Another activity is riding the train into the pasture to experience the "great North American Bison". We boarded a train and rode out into an open field. There were approximately 75 buffaloes and their calves waiting for the train. They knew the passengers would be carrying sacks of large pellets to feed them. The owners of the ranch want people to be able to get up close and personal to the bison. The bison would approach the train and stick out their long tongue for the pellet. The tongue is very smooth, but very wet.
During the early 1800's, there was an estimated 30 to 60 million bison roaming North America. After the slaughters of the bison, there was approximately 1,100 that survived. Currently, there are about 500,000 bison that roam the great plains.
The bison was important to the American Indian. The bison's hide was used as a blanket to keep them warm and the hide was also used to make their tepees. The Indians used the meat for food and the bones for tools. The buffalo were an inspiration to the Indians on how to live their lives.
The American Bison stand some 5 to 6.5 feet tall and can weigh over 1,000 pounds. They eat 1/3 less than cattle, they only need to drink every 3 days, they are very fast, and are disease free. The giant mound of fur on their heads is called a cape, and they can flip it forward so it acts as a snowplow in deep snow.

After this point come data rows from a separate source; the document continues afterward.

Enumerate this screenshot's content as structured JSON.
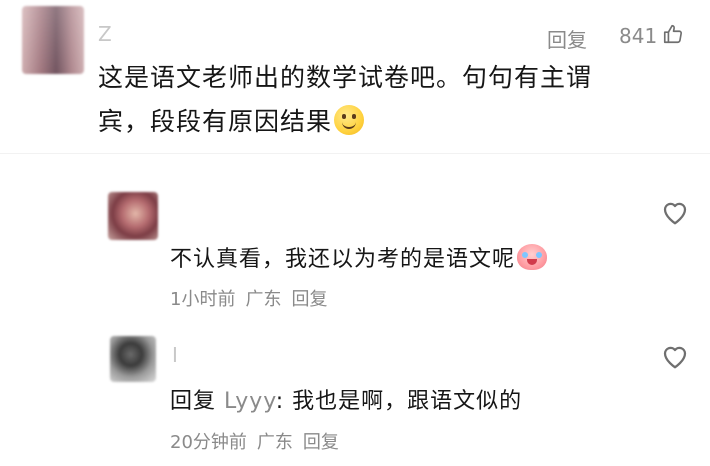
{
  "top_comment": {
    "username": "Z",
    "text_line1": "这是语文老师出的数学试卷吧。句句有主谓",
    "text_line2": "宾，段段有原因结果",
    "emoji": "smile-emoji",
    "reply_label": "回复",
    "like_count": "841",
    "like_icon": "thumb-up-icon"
  },
  "replies": [
    {
      "username": "",
      "text": "不认真看，我还以为考的是语文呢",
      "emoji": "crying-emoji",
      "time": "1小时前",
      "location": "广东",
      "reply_label": "回复",
      "like_icon": "heart-icon"
    },
    {
      "username": "I",
      "reply_prefix": "回复",
      "reply_to": "Lyyy",
      "text": ": 我也是啊，跟语文似的",
      "time": "20分钟前",
      "location": "广东",
      "reply_label": "回复",
      "like_icon": "heart-icon"
    }
  ],
  "colors": {
    "meta_gray": "#8a8a8a",
    "text": "#161616"
  }
}
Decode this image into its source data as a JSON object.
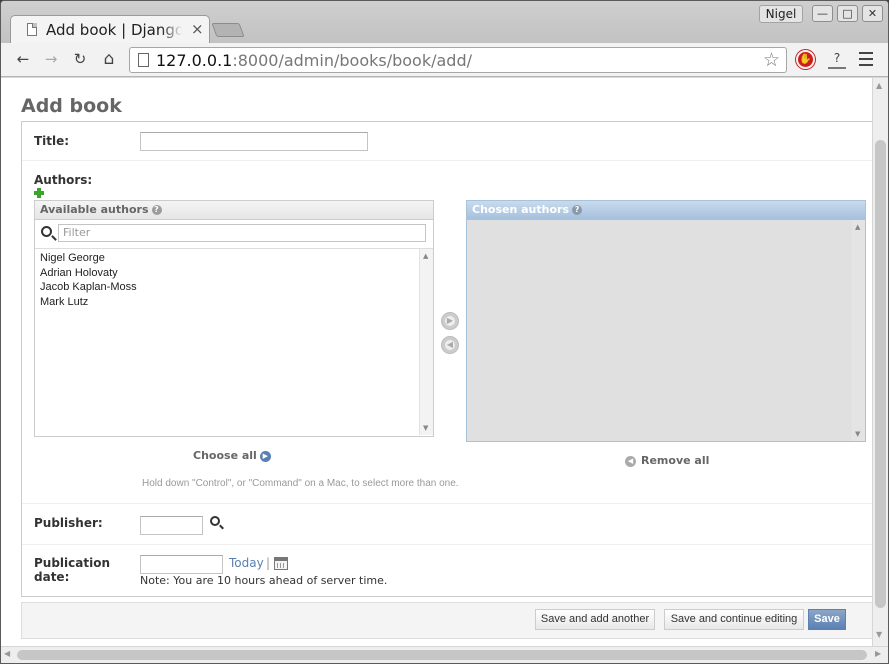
{
  "browser": {
    "tab_title": "Add book | Django site admin",
    "tab_close": "×",
    "user_name": "Nigel",
    "window_buttons": {
      "minimize": "—",
      "maximize": "□",
      "close": "✕"
    },
    "nav": {
      "back": "←",
      "forward": "→",
      "reload": "↻",
      "home": "⌂"
    },
    "url_host": "127.0.0.1",
    "url_rest": ":8000/admin/books/book/add/",
    "bookmark_star": "☆",
    "extension_stop": "✋",
    "extension_download": "?"
  },
  "page": {
    "heading": "Add book",
    "title_label": "Title:",
    "title_value": "",
    "authors_label": "Authors:",
    "available_header": "Available authors",
    "help_mark": "?",
    "filter_placeholder": "Filter",
    "available_authors": [
      "Nigel George",
      "Adrian Holovaty",
      "Jacob Kaplan-Moss",
      "Mark Lutz"
    ],
    "chosen_header": "Chosen authors",
    "choose_all": "Choose all",
    "remove_all": "Remove all",
    "arrow_right": "▶",
    "arrow_left": "◀",
    "help_text": "Hold down \"Control\", or \"Command\" on a Mac, to select more than one.",
    "publisher_label": "Publisher:",
    "publisher_value": "",
    "pubdate_label_1": "Publication",
    "pubdate_label_2": "date:",
    "pubdate_value": "",
    "today_link": "Today",
    "separator": "|",
    "timezone_note": "Note: You are 10 hours ahead of server time."
  },
  "submit": {
    "save_add_another": "Save and add another",
    "save_continue": "Save and continue editing",
    "save": "Save"
  }
}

If you ever have the opportunity to try a Buffalo Burger, please do. Buffalo/bison meat is similar to beef, but much less fatty and very tender when cooked correctly.
There is something about the west that has always intrigued me. The American Bison plays a big part in the early movement of the settlers from the East to the West Coast. They almost became extinct, but the herds continued to grow and to roam North America.
The American Bison should be a symbol to me. I should not give up even when someone is trying to knock me down. I should continue to stand tall and to continue persevering. I will be given hope and a new direction to continue my journey, such as the great "Bison".